Les porteurs du présent projet constitutionnel interdisent le mandat à vie après l’avoir permis et le nomadisme partisan après l’avoir alimenté et encouragé. Ils privent les binationaux de certains postes politiques, les réduisant à des citoyens d’une catégorie sujette à suspicion alors qu’ils ont créé et profité des succès d’une équipe nationale de football dont la majorité des membres ne connaissait de leur pays d’origine que ce que leur père ou leur mère leur en avait dit. Ils privent les Algériens résidents à l’étranger d’exercer leur droit à l’éligibilité alors que le porteur de ce projet constitutionnel était lui-même expatrié. Le licite et l’illicite étant fondés sur des arguments d’ordre juridique et/ou moral visant à consolider et protéger les principes de la République. L’opportunisme politicien n’est pas supposé y avoir sa place.

Troisième conclusion : cette Constitution ne peut pas être celle d’un Etat. Pour qu’une Constitution soit le capital d’un Etat et pas le butin d’un régime, elle ne doit pas constituer la réponse à de fortes pressions exercées sur les détenteurs du pouvoir politique. Pour illustrer ce dernier cas de figure, deux exemples interrogatifs. Pourquoi l’initiative de ces réformes (lois organiques et Constitution) est-elle lancée en 2011 ?

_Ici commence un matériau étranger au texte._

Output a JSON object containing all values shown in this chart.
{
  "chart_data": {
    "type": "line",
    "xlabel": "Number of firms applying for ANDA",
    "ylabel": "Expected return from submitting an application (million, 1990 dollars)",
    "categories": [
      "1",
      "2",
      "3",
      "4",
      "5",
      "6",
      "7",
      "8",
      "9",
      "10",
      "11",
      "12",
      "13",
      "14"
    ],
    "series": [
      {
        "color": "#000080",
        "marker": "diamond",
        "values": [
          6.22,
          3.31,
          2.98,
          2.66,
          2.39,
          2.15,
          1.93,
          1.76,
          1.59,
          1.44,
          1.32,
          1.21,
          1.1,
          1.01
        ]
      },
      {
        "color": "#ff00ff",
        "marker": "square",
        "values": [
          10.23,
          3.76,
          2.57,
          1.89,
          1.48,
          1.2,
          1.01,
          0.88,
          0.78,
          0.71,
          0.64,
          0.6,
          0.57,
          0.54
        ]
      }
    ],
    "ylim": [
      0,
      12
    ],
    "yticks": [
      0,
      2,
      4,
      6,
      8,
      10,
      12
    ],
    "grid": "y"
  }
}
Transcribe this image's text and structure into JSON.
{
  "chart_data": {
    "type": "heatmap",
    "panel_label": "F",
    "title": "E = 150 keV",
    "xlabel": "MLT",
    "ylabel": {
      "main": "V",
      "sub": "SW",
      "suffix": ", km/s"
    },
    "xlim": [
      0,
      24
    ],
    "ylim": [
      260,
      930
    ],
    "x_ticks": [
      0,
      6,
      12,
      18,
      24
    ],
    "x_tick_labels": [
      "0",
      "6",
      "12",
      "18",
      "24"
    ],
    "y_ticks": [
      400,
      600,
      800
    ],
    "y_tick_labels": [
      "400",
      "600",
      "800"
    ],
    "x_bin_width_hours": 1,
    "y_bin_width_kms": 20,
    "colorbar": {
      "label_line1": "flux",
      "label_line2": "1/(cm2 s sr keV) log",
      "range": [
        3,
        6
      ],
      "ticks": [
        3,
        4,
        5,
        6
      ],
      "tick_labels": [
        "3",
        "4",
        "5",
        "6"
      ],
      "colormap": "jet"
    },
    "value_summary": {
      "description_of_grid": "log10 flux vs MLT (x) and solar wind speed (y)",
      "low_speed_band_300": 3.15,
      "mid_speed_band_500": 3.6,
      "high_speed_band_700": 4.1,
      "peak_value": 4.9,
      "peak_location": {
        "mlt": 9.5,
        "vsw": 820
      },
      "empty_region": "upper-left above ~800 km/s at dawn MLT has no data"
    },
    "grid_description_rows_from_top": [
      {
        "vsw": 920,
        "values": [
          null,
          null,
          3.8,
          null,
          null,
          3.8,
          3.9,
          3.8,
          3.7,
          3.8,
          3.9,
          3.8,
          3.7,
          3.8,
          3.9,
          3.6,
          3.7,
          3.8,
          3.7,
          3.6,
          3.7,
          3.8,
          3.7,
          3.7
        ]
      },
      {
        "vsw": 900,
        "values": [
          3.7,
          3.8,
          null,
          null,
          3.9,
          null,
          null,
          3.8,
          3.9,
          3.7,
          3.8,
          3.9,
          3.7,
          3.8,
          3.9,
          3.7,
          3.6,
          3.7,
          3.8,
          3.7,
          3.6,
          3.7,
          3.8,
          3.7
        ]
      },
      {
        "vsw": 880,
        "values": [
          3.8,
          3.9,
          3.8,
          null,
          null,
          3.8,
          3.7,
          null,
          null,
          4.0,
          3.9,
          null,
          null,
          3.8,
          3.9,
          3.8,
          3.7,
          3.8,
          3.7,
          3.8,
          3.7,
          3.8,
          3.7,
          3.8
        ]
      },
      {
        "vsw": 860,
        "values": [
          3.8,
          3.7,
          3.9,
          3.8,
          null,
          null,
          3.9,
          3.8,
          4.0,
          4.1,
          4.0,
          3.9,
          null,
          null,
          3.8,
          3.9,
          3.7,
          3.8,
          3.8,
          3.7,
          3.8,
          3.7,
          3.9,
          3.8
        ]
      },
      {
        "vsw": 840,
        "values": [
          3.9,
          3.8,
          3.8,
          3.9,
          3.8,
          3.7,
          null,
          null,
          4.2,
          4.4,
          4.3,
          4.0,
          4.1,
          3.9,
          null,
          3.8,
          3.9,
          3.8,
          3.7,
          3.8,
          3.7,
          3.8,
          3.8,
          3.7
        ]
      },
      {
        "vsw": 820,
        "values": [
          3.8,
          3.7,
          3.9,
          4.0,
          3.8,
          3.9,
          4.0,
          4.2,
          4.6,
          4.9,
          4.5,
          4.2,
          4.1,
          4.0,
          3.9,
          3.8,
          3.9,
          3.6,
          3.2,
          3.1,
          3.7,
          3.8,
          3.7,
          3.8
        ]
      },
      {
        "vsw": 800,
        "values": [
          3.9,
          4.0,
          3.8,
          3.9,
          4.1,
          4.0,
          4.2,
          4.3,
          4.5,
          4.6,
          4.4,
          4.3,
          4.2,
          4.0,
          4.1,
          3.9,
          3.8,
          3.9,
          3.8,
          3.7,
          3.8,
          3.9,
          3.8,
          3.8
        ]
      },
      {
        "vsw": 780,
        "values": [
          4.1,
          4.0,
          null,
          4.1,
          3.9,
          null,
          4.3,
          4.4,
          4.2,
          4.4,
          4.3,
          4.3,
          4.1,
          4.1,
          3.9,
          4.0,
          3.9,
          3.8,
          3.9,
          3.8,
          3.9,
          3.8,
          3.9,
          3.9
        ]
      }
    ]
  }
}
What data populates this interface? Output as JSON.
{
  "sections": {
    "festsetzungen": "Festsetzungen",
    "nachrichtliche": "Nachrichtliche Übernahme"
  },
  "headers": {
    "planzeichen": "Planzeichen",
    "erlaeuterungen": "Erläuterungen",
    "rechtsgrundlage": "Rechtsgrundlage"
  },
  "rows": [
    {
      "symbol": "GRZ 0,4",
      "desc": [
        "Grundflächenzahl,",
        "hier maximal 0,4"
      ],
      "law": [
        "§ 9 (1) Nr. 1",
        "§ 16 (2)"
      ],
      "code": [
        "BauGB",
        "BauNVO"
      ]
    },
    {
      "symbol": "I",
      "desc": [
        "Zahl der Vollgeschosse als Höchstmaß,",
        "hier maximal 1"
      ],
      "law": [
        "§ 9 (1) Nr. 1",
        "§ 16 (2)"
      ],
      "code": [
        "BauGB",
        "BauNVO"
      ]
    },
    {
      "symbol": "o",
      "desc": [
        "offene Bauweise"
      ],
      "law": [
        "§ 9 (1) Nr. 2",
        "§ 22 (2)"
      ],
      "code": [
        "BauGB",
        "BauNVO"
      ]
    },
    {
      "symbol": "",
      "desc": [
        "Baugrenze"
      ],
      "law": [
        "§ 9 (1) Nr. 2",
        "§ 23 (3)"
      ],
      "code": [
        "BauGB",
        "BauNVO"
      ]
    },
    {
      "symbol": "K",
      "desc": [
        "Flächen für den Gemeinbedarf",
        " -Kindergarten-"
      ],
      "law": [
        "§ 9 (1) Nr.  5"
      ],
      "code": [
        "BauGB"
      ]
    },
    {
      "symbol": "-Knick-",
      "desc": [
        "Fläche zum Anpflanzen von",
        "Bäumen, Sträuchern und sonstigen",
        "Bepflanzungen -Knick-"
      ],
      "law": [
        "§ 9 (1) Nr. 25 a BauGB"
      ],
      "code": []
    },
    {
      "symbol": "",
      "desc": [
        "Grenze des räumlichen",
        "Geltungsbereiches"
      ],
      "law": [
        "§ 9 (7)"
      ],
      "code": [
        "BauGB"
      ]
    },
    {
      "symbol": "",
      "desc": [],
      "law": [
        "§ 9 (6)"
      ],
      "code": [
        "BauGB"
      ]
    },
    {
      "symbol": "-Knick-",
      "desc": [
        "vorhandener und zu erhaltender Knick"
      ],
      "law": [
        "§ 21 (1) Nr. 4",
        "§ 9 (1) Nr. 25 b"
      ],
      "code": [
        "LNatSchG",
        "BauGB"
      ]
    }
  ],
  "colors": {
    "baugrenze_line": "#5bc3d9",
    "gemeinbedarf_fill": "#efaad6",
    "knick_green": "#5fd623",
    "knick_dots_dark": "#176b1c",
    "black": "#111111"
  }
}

La réponse se résume en deux mots : printemps arabes. Si les régimes autoritaires arabes n’étaient pas tombés les uns après les autres sous la pression de la rue, le chantier de ces réformes n’aurait sans doute pas été lancé. Pourquoi le projet constitutionnel recèle-t-il autant de spécifications économiques (usage rationnel des ressources, économie diversifiée, promotion du climat des affaires, interdiction du monopole) et de promesses socioéconomiques (réalisation de logements, développement local et luttes contre les disparités locales) ? La réponse est rapide : effondrement des cours du pétrole.

Quatrième conclusion : une Constitution destinée à devenir une ressource politique est celle d’un régime. On nous a souvent dit que l’histoire ne se répète pas. Elle semble plutôt bégayer et ne plus voir dans la vie des hommes que l’anathème et l’exclusion comme horizons d’une humanité malmenée par des pouvoirs en mal d’imagination et ne luttant que pour leur maintien, en méprisant les aspirations de leurs citoyens à une vie juste et digne.